A new bill is also under consideration that would require lawyers to submit to interrogation by government authorities about what they have been told in confidence by their clients, smashing the lawyer-client confidentiality that is enshrined in the Russian constitution and forcing defence counsel to essentially testify against their client.

Beginning October 1st 2008, the Federal Registration Service, which presides over the registration – and the closure – of non-governmental organizations, will be shifted back to its original home at the Ministry of Justice, where it is predicted the organization will enjoy even wider powers to deny NGOs official standing.

The Federal Registration Service was formed in response to a set of amendments in Russia’s federal law on non-governmental organizations, giving it sweeping and arbitrary powers over Russia’s nascent civil society movement.

“Within the higher echelons of power, a portfolio swap is simply taking place and behind all of this, the Federal Registration Service is an undefined structure. The activity of the service are geared toward interfering with and controlling NGOs, and it has been doing this with great success with only a handful of cases,” said Yury Vdovin of the prominent rights watch-dog Citizens’ Watch and the St. Petersburg Human Rights Council.

“The tendencies will hardly change – the authorities are not interested in strong and independent NGOs. I would be very happy to me mistaken,” he said.

The NGO law, passed in April of 2006, currently requires Russian NGO’s to submit reams of re-registration documents each year and to submit to so called spot checks throughout the year, were minor discrepancies or errors in reporting can paralyze NGOs and land them in lengthy court battles to seek reinstatement.

The law has been the target of vociferous criticism both in Russian and abroad by organisations and national governments that say the law is used as a cudgel to silence groups that are critical of the Kremlin.
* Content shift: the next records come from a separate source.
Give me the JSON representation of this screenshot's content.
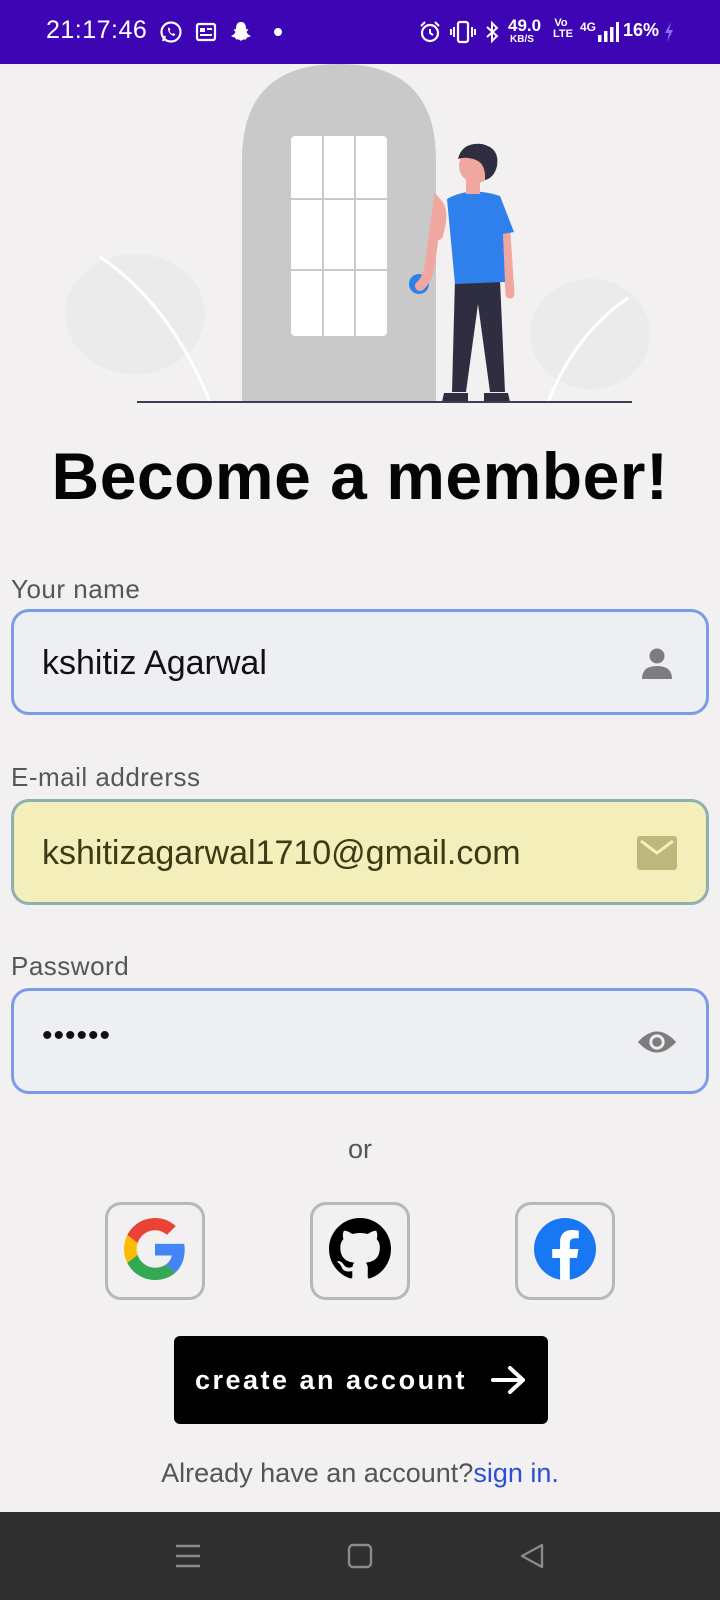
{
  "status_bar": {
    "time": "21:17:46",
    "network_speed": "49.0",
    "network_speed_unit": "KB/S",
    "volte": "Vo LTE",
    "network_type": "4G",
    "battery": "16%",
    "icons": [
      "whatsapp-icon",
      "news-icon",
      "snapchat-icon",
      "dot-icon",
      "alarm-icon",
      "vibrate-icon",
      "bluetooth-icon",
      "signal-icon",
      "charging-icon"
    ]
  },
  "title": "Become a member!",
  "form": {
    "name": {
      "label": "Your name",
      "value": "kshitiz Agarwal",
      "icon": "person-icon"
    },
    "email": {
      "label": "E-mail addrerss",
      "value": "kshitizagarwal1710@gmail.com",
      "icon": "mail-icon"
    },
    "password": {
      "label": "Password",
      "value": "••••••",
      "icon": "eye-icon"
    }
  },
  "or_text": "or",
  "social": [
    {
      "name": "google",
      "icon": "google-icon"
    },
    {
      "name": "github",
      "icon": "github-icon"
    },
    {
      "name": "facebook",
      "icon": "facebook-icon"
    }
  ],
  "create_button": {
    "label": "create an account",
    "icon": "arrow-right-icon"
  },
  "signin": {
    "prompt": "Already have an account?",
    "link": "sign in."
  },
  "colors": {
    "status_bar": "#3d05b4",
    "field_border": "#7a9ce8",
    "autofill_bg": "#f4eebb",
    "link": "#2a4fd6",
    "nav_bar": "#2f2f2f",
    "accent_blue": "#2f80ed"
  }
}
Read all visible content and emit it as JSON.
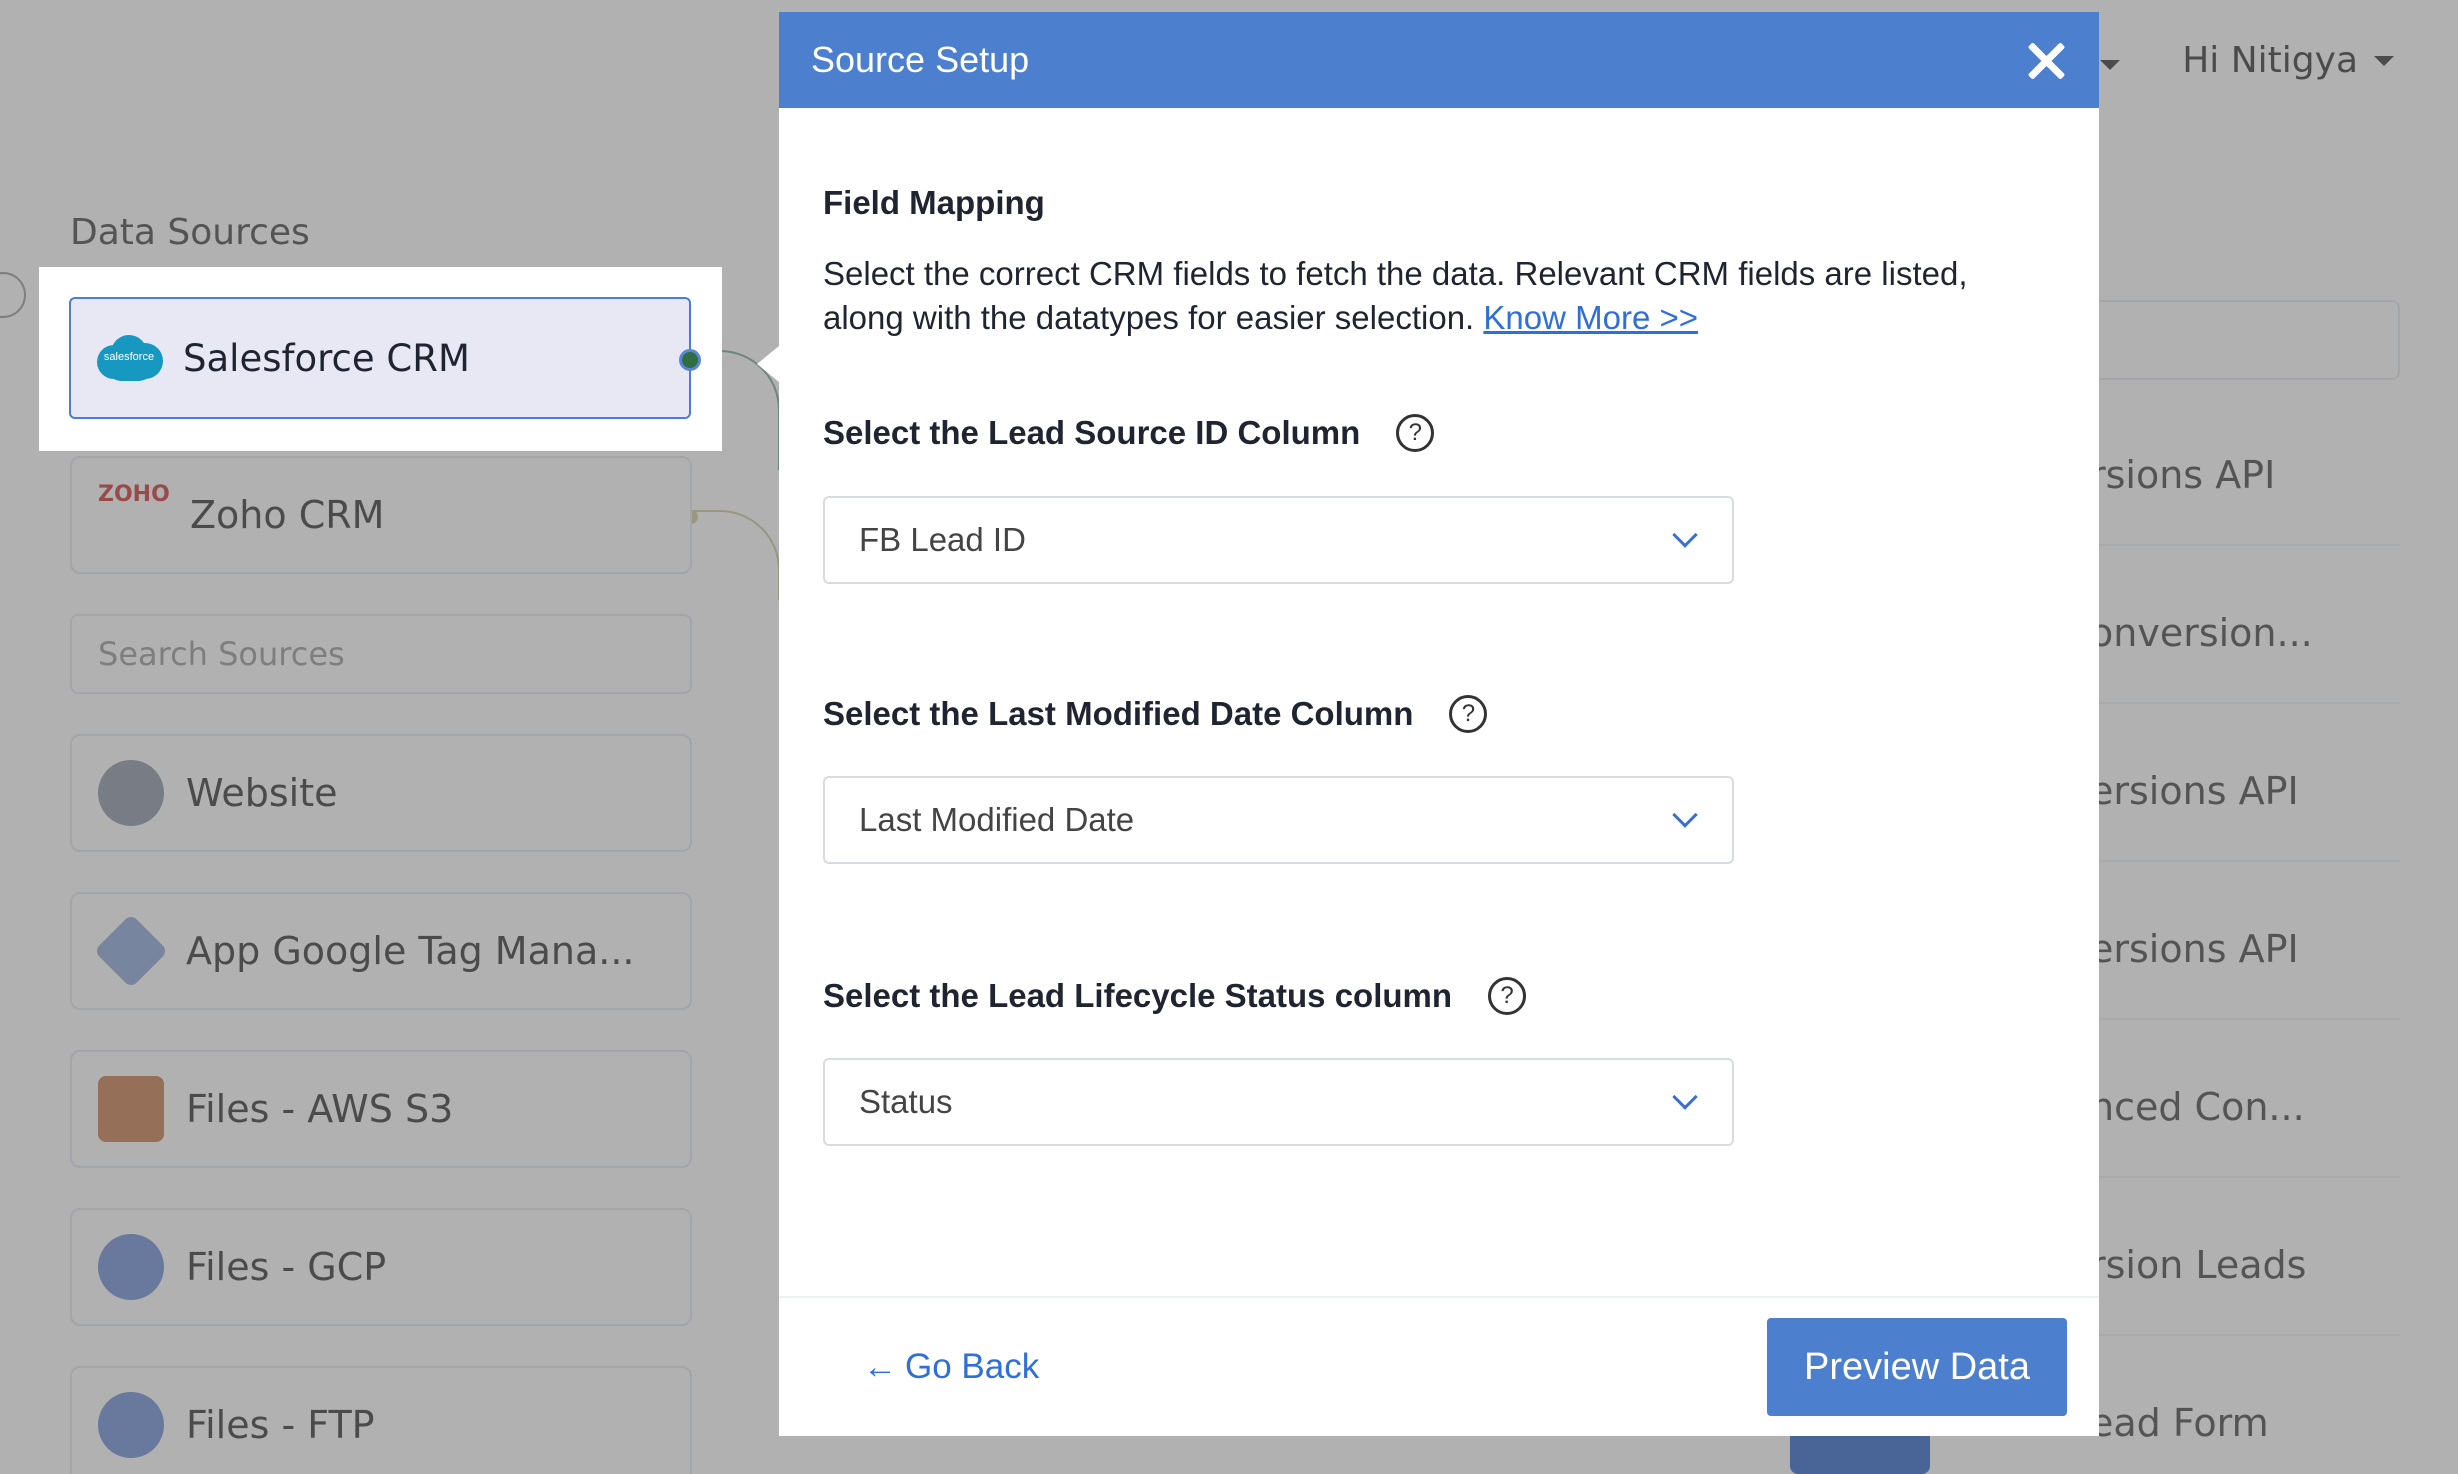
{
  "background": {
    "user_greeting": "Hi Nitigya",
    "data_sources_title": "Data Sources",
    "sources": [
      {
        "label": "Zoho CRM",
        "icon": "zoho-icon"
      },
      {
        "label": "Website",
        "icon": "globe-icon"
      },
      {
        "label": "App Google Tag Mana...",
        "icon": "gtm-icon"
      },
      {
        "label": "Files - AWS S3",
        "icon": "aws-s3-icon"
      },
      {
        "label": "Files - GCP",
        "icon": "gcp-icon"
      },
      {
        "label": "Files - FTP",
        "icon": "folder-icon"
      }
    ],
    "search_placeholder": "Search Sources",
    "destinations": [
      "rsions API",
      "onversion...",
      "ersions API",
      "ersions API",
      "nced Con...",
      "rsion Leads",
      "ead Form"
    ]
  },
  "selected_source": {
    "label": "Salesforce CRM",
    "logo_text": "salesforce",
    "icon": "salesforce-icon"
  },
  "modal": {
    "title": "Source Setup",
    "section_title": "Field Mapping",
    "description": "Select the correct CRM fields to fetch the data. Relevant CRM fields are listed, along with the datatypes for easier selection.",
    "know_more": "Know More >>",
    "fields": [
      {
        "label": "Select the Lead Source ID Column",
        "value": "FB Lead ID"
      },
      {
        "label": "Select the Last Modified Date Column",
        "value": "Last Modified Date"
      },
      {
        "label": "Select the Lead Lifecycle Status column",
        "value": "Status"
      }
    ],
    "go_back": "Go Back",
    "preview": "Preview Data"
  },
  "colors": {
    "primary": "#4c7fcd",
    "link": "#2f6fd6",
    "selected_bg": "#e7e8f4"
  }
}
Last year alone, according to its own figures, the Federal Registration Service closed 11,000 organisations – an enormous blow considering that various estimates situate the number of NGOs currently operating in Russia to be about 150,000 to 300,000.

Bellona’s, St. Petersburg office, the Environmental Rights Centre Bellona, fell into the wheels of this bureaucracy lat year when registration authorities accused the organization of failing to pay advertising tax for listing the British and Dutch Consulates as sponsors of one of the organisation’s educational projects. Bellona objected to the findings in writing, but never got a response back from authorities.
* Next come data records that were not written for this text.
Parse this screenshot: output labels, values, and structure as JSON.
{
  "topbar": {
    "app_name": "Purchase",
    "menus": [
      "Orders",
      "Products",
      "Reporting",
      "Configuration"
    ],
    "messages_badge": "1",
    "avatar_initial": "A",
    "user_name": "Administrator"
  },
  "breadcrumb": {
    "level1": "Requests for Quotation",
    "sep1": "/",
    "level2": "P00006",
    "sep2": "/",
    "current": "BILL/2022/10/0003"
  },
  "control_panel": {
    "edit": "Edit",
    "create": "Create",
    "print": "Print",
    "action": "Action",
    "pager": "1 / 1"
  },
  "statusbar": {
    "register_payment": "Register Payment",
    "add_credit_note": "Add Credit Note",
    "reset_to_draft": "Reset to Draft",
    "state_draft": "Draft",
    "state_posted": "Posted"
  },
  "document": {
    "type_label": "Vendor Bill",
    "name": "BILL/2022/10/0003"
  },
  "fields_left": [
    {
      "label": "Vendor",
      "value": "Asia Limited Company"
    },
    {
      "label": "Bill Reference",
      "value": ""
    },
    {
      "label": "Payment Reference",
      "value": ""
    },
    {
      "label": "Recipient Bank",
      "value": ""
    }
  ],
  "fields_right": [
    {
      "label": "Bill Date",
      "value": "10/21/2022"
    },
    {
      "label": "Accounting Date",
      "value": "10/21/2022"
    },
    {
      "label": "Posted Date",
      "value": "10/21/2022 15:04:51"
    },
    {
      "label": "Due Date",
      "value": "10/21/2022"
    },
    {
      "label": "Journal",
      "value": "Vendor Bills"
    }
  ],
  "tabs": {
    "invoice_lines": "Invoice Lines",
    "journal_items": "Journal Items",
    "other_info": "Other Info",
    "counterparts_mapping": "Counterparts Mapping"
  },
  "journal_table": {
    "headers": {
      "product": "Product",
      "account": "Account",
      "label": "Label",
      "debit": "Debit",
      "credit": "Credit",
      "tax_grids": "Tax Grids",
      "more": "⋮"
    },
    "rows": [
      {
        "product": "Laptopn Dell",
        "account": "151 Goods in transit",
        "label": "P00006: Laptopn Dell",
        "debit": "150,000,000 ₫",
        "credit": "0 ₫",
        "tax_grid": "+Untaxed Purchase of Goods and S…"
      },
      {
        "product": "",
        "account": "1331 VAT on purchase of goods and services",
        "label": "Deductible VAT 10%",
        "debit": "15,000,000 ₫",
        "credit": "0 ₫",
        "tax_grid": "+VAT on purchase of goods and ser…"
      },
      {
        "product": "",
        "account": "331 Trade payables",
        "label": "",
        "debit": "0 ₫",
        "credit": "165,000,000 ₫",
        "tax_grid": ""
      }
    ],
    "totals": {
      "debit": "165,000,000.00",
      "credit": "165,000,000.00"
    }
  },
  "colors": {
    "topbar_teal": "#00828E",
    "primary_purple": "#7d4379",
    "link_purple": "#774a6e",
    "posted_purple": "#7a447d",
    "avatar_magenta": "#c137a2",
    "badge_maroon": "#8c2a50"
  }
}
Under the new cabinet and ministry shuffle – which leaves most of the familiar faces from the administration of former President now Prime Minister Vladimir Putin in place – the government will have to formulate a corresponding normative base for regulating the Justice Ministry, and whether that will have a positive or negative impact on the future of NGO’s remains to be seen.
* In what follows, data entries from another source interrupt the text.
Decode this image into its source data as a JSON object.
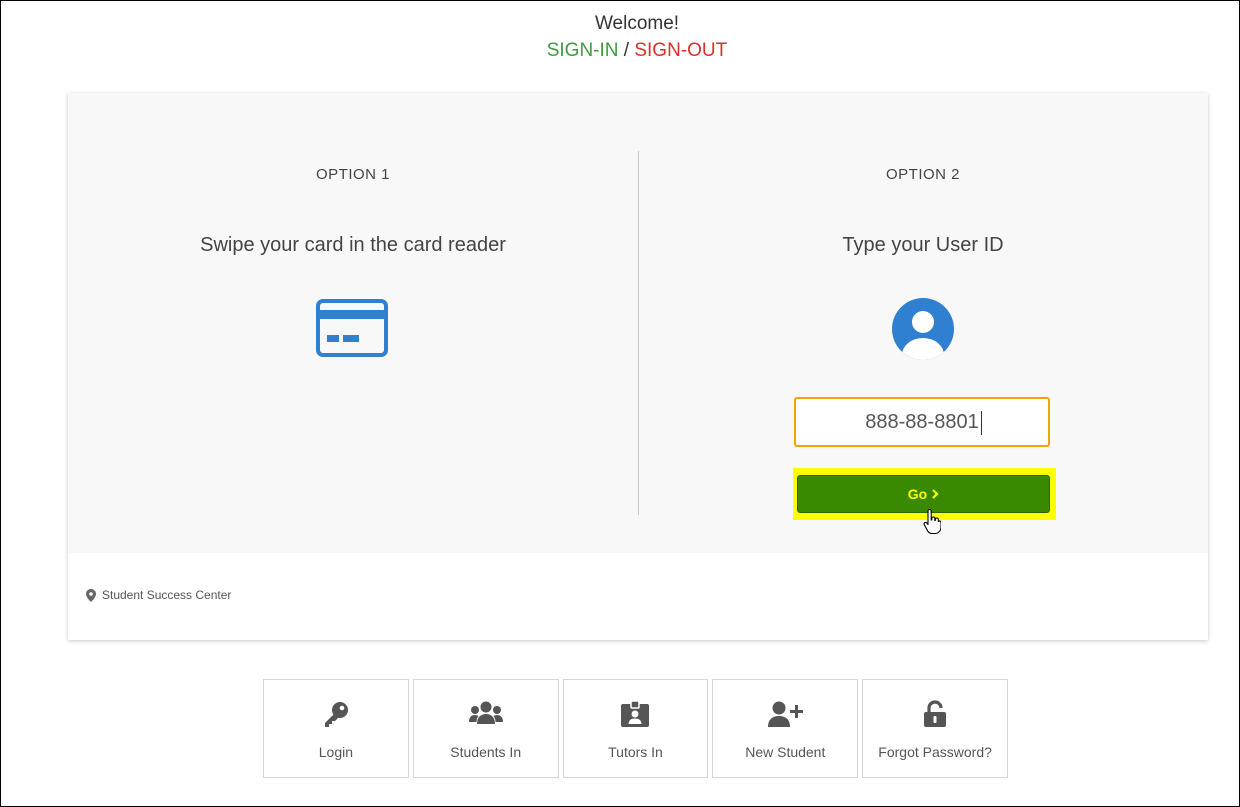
{
  "header": {
    "welcome": "Welcome!",
    "sign_in": "SIGN-IN",
    "separator": " / ",
    "sign_out": "SIGN-OUT"
  },
  "options": {
    "option1": {
      "label": "OPTION 1",
      "title": "Swipe your card in the card reader",
      "icon": "credit-card-icon"
    },
    "option2": {
      "label": "OPTION 2",
      "title": "Type your User ID",
      "icon": "user-circle-icon",
      "input_value": "888-88-8801",
      "go_label": "Go",
      "go_icon": "chevron-right-icon"
    }
  },
  "location": {
    "icon": "map-marker-icon",
    "text": "Student Success Center"
  },
  "tiles": [
    {
      "label": "Login",
      "icon": "key-icon"
    },
    {
      "label": "Students In",
      "icon": "users-icon"
    },
    {
      "label": "Tutors In",
      "icon": "id-badge-icon"
    },
    {
      "label": "New Student",
      "icon": "user-plus-icon"
    },
    {
      "label": "Forgot Password?",
      "icon": "unlock-icon"
    }
  ],
  "colors": {
    "sign_in": "#3f9a3f",
    "sign_out": "#d9302c",
    "icon_blue": "#2f80d0",
    "go_button": "#3a8a00",
    "go_text": "#ffff00",
    "highlight": "#ffff00",
    "input_border": "#f0a500",
    "tile_icon": "#555555"
  }
}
During the shuffle the Federal Registration Service has been given one more mandate – overseeing the activities of Russian lawyers. The mandate on the face is limited to compiling a roster of working lawyers in Russia and issuing them their credentials.

However there is far more at stake.

One of Putin’s last official acts in office was the bill he sent to the Duma called “On amendments to the law on lawyers’ activities and the legal profession in the Russian Federation.”

The suggested amendment almost completely contradicts legislation presently governing the legal profession in Russia. Current law indicates that the Russian Bar is a self-regulating society and that government encroachment in their activities is illegal.

The bill proposed by Putin would give authorities the right to interrogate a lawyer about information the lawyer has obtained from his or her client – shattering lawyer-client confidentiality. The Russian constitution enshrines that confidentiality, and further says lawyers cannot be interrogated about what they have been told by their clients.

If lawyers are forced to give information they have garnered in confidential conversations to authorities, they cannot defend them and will be forced to essentially testify against them. The new bill from Putin, the government would be able to sue a lawyer to produce information against his or her client.

What this will lead to and how it will affect the legislative process is not hard to guess.

The proposed bill has elicited outcry from activists, and the St.Petersburg Human Rights Council issued a statement.

"In the event that these amendments are made, a blow would first be dealt to lawyers’ confidentiality, one of the fundamental principles of the legal profession, and second, it would ruin the very idea of civil society as the existence of non-governmental organisations having the exclusive right to decide on whether these or those individuals can be their members," the council’s statement read, according to the Interfax Russian newswire.

Passage of the bill “would mean an attempt to put the defendants’ lawyers behavior under the bureaucracy’s control and an attempt to oust people undesirable to authorities from legal profession," the statement continued. "Do not let lawyers to become pawns in the hands of the executive authorities."

As one of the most important institutions of civil society, which acts independently of the government, the legal professions risks being put under control of the state, which inevitably leads to the destruction of the rights of a citizen to the defence guaranteed them by the Russia constitution.

Nina Popravko reported and wrote from St. Petersburg and Charles Digges contributed from Oslo.